S.H.:  That is tough to predict. Social change is not an easy task and it usually requires a population to begin to understand the damage their beliefs do. When it comes to sex work or sex-related issues, not only do they have to see the damage being done, we have to dispel myths about the industry, some of which have existed for thousands of years (just look how the Judeo-Christian belief system approaches sex and the adult industry).

S.:  Do you think the Watson/Dawkin’s controversy a few years back has made the issue more front and center than it was in say 2008 when I first got involved?

S.H.:  I think the Watson/Dawkins controversy highlighted some individual biases and misunderstandings in how gender should be approached. I don’t think it focused very much on things like open sexuality or sex work. It would have been nice if it could have led us down a path where we could discuss things like consent, sex and culture and so on, but it became a petty battle, instead. I think everyone lost that battle.

S.:  Anything you would like to say in closing?

S.H.:  Most of the way society views the adult industry is distorted.
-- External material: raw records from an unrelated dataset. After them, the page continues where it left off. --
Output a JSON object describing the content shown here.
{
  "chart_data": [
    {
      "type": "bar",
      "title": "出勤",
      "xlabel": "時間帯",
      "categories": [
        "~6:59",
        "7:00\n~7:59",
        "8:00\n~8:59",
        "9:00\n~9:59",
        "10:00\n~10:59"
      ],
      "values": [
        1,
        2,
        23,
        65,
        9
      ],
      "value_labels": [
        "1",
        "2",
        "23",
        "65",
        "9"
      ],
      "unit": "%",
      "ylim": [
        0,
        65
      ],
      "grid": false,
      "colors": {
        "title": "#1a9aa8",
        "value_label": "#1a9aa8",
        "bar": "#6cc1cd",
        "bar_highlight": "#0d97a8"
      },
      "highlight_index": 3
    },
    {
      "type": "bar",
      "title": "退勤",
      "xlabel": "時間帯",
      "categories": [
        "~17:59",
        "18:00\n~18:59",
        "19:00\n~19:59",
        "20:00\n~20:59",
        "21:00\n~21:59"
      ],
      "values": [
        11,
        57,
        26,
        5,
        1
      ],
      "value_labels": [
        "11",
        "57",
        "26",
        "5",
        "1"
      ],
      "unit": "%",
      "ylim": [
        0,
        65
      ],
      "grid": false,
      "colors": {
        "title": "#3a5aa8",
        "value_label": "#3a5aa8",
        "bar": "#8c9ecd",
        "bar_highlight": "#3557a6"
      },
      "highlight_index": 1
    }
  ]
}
It is so distorted that it causes harm and we can’t fix it until we work on fixing it. I would hope, if anything comes from the work I do, that it is some measure of progress in getting people to rethink how we view sexuality and the people who openly express themselves and use their sexuality in a healthy way. That includes the ability to see sex work as a normal, acceptable act that should be done safely and respectfully.

Historically, minorities have stepped forward, on occasion, and given the World a simple message, which the World eventually acknowledged. Many people in the adult industry have the same message: We are human, please treat us accordingly.